Зависла карта памяти –
все время самолетики:
раскладывая наживо,
разгадывай по прочеркам,

что под копирку выжато,
что стерто суеверием.
Страну, в которой выжили,
кириллицей отмерили.

Летит над Атлантидою
прозрачный лайнер солнечный
в болота наши сизые,
где не доступен роуминг.

Летит без оправдания
в стадах небесных буйволов,
где на краю сознания
стоят деревья буйные.

Летит от буквы к буквице,
от гневного до трепета,
когда судьбе попутчице
уже укрыться некуда.

Все полюса распахнуты
крылам бумажных витязей,
а на экране пасмурно,
и в зале не до зрителей.

В бумажном самолетике
кружатся буквы-ягодки –
машинописи ротики,
простроченные загодя.

Косари

Я следил за экраном во время дождя –
дождь косился на окна.
Нас сводила на осень не ночь, а вражда,
разложив на волокна.

Рассекая на брызги гортани высот,
расплетая разлуки,
дождь выщипывал из пешеходных пустот
босоногие звуки.

Карандашные трели вели фонари
по картонным развалам.
Всхлип за всхлипом, а в город вошли косари
в одеянии алом.

Их характер известен, движенья просты,
даже псы из окраин
затаились огрызками злой темноты,
как застывшего лая.

Косари гонят темень с пугливых дворов,
поддаваясь размаху,
окаянные тени, лишаясь голов,
приседают со страху.

Даже дождь, беспокойно сбегая с моста,
опрокинулся в реку –
и очнулась забрызганная суета
городских человеков.

Фантазеры

Один за другим потянулись к реке фантазеры,
на цепких мостках притаились лукавые снасти,
клюет на мостырку, червя, на опарыш, на шорох
в разинутом зеве, в разверзнутой пропасти-страсти.
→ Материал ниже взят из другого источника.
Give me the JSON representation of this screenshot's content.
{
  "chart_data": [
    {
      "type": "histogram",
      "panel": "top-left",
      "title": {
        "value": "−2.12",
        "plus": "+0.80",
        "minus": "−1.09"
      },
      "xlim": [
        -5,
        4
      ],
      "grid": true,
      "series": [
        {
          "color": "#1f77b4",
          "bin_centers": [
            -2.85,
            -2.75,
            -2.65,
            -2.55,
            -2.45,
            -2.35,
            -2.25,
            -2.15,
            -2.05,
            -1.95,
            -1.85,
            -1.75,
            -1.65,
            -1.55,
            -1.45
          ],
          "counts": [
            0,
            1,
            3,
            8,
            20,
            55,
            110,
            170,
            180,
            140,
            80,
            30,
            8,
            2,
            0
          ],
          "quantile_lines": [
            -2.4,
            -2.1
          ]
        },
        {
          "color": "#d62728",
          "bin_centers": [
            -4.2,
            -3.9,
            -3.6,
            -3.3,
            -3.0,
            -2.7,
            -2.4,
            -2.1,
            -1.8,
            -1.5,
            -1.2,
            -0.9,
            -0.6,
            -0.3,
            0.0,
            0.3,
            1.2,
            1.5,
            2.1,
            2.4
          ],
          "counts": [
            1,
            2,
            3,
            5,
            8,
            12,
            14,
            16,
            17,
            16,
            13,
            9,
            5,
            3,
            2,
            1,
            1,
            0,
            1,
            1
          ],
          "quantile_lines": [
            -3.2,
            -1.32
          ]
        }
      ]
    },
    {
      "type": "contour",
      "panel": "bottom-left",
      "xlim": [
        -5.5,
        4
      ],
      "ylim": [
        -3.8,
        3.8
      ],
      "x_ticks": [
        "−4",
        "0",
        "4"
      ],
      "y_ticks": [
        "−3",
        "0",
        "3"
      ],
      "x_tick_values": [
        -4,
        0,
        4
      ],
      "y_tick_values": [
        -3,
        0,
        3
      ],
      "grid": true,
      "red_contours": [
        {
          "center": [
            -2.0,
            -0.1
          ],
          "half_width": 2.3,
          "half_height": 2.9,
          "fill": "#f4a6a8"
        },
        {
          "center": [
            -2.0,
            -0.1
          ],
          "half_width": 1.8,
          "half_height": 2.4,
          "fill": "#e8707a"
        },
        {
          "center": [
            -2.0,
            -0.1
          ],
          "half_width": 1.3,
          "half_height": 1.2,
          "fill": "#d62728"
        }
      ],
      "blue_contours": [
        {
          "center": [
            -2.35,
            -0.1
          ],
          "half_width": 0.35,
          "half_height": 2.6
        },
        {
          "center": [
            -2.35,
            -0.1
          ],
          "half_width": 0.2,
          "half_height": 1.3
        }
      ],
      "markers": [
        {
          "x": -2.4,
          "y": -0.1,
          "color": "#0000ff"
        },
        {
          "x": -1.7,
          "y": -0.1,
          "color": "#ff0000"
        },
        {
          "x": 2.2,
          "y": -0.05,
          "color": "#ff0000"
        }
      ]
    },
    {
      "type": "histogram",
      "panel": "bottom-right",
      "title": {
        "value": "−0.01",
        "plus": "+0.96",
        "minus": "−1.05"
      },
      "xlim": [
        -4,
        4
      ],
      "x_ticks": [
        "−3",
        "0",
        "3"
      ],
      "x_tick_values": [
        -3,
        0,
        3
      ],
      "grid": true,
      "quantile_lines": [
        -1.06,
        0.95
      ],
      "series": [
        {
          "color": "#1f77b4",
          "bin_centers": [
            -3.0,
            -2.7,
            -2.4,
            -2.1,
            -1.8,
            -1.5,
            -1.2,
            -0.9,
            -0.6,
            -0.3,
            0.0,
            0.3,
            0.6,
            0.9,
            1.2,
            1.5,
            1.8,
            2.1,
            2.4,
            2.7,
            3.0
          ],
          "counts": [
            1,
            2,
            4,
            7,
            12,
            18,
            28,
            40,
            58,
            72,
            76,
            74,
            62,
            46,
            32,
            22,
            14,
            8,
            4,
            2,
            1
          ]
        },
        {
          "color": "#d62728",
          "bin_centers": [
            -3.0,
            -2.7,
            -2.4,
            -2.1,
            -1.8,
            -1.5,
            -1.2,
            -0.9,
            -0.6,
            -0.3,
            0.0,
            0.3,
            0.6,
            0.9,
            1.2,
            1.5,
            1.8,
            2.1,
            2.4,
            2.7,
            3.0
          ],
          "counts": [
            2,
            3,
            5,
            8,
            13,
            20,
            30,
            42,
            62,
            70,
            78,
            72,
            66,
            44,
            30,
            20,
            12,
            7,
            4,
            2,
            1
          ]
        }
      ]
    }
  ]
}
Что ловят они, застывая в губах парапета,
комочки смычные, горячие мякиши звука,
их слижет простуда, примнет бестолковость рассвета,
и тихо вернутся в свою и чужую разлуку.

Пока не стемнело и волны ведут изложенье –
диктуют улыбки Днепра изумрудные ряби,
их рыбы прядут в неразгаданных кликах забвенья,
и явь, как наживка, стихает в стенаниях рабе.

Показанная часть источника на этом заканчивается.